For business leaders, making data driven decisions is critical but sometimes it’s hard to spot the opportunities in the data and developing trends that are going to make the difference.
That’s why we have developed The Data Spark.
An innovative student projects scheme designed to uncover fresh insights into your data, whilst providing an opportunity for our very best students to apply the methodology and skills developed at Imperial College London to real-world business problems.
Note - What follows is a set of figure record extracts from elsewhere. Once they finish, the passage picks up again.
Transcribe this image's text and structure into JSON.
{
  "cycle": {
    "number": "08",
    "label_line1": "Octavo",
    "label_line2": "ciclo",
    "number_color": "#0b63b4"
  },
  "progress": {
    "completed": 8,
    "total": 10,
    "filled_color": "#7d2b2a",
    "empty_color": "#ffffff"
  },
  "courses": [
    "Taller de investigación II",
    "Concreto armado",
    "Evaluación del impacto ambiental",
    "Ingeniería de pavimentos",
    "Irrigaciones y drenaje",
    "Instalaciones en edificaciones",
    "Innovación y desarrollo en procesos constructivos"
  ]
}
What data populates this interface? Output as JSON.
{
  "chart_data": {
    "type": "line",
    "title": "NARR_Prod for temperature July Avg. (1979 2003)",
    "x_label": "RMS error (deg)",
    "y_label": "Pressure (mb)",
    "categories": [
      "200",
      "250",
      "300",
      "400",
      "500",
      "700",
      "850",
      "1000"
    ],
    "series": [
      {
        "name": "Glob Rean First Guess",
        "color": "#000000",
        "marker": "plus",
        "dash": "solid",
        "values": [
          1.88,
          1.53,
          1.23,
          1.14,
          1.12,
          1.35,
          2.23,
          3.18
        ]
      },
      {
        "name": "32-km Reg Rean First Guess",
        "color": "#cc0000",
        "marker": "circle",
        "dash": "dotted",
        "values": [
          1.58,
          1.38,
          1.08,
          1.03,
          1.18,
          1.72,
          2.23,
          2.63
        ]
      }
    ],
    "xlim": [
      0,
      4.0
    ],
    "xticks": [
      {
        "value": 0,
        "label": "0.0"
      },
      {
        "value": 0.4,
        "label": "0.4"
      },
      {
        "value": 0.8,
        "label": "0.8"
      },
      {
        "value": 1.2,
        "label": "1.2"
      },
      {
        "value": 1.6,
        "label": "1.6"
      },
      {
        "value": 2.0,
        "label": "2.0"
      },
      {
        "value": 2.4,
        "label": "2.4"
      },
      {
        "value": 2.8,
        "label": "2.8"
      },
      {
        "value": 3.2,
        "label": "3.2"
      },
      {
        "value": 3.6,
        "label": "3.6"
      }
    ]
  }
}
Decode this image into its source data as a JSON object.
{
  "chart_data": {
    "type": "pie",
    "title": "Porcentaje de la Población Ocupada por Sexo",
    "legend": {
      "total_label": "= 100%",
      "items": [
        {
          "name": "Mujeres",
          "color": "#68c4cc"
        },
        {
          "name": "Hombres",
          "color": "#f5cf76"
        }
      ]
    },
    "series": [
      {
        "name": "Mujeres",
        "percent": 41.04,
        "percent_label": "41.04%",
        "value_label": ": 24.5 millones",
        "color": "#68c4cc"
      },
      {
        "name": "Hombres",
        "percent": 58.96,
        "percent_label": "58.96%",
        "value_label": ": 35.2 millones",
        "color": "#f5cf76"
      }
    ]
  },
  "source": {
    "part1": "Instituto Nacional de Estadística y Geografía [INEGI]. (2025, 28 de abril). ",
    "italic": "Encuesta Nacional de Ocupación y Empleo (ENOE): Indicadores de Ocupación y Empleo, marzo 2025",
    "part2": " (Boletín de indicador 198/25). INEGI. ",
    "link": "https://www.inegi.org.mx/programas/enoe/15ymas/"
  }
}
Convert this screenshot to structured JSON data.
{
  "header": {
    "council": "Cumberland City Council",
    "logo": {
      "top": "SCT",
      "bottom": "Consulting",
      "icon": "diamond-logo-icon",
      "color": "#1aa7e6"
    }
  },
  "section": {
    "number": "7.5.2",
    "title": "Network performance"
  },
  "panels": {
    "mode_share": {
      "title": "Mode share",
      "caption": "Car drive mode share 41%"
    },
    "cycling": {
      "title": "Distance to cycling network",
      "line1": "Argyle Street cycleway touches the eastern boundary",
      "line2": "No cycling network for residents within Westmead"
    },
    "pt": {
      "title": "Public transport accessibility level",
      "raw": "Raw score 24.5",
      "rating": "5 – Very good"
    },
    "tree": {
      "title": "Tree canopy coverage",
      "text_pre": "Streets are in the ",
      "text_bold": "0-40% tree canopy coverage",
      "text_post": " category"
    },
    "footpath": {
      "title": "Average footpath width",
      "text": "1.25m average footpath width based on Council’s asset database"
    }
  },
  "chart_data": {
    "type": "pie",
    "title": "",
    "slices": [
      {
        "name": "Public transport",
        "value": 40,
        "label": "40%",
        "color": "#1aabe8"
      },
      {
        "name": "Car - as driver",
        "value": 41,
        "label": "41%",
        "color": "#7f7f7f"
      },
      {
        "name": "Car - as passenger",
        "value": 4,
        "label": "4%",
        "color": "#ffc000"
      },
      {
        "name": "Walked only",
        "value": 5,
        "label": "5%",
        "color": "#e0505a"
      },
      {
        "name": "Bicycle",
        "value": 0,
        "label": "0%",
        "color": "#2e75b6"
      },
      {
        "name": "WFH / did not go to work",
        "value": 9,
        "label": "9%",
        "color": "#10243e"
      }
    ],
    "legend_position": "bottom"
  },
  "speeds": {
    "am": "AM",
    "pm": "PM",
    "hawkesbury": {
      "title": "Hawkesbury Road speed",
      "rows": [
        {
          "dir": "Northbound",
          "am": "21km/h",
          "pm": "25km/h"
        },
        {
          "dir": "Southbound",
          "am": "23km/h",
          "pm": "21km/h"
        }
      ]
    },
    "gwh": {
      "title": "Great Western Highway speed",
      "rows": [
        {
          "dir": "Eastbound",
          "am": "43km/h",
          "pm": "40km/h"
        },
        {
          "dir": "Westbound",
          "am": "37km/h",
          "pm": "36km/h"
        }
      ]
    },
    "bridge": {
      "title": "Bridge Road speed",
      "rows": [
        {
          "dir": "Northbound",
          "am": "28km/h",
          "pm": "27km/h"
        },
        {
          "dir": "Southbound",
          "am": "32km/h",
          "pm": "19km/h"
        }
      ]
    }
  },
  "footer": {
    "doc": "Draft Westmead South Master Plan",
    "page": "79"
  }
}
All under the close mentorship of world-leading academics.
Your data, your challenge, our expertise
- Innovative six week exploratory student project
- Rapid, tangible results
- Five-person student team
- Academic mentor with speciality in the problem domain
- Supported, targeted recruitment
- Projects designed to support longer-term research
- Visualise your data in the Data Observatory (secondary research project)
Industrial collaborations
We believe that organisations of the future will be radically reconstituted by breakthroughs in data science and business analytics, bringing fundamental changes to how companies manage people, operations, and marketing.
We are interested in high-impact Data Spark projects which fit this profile, if you are interested in our scheme then get in touch.
"The students did an impressive job of exactly what we see from really good analytics projects. On the one hand, it’s powerful to have beliefs and hunches confirmed by data, which they did. Even better, it’s great when you also see creative combinations of data to produce proxies of things you don’t have measures for, which they also did. For example, the students were able to determine if managers were likely working outside their country of origin, and that in some circumstances this may be a group that would benefit from additional support."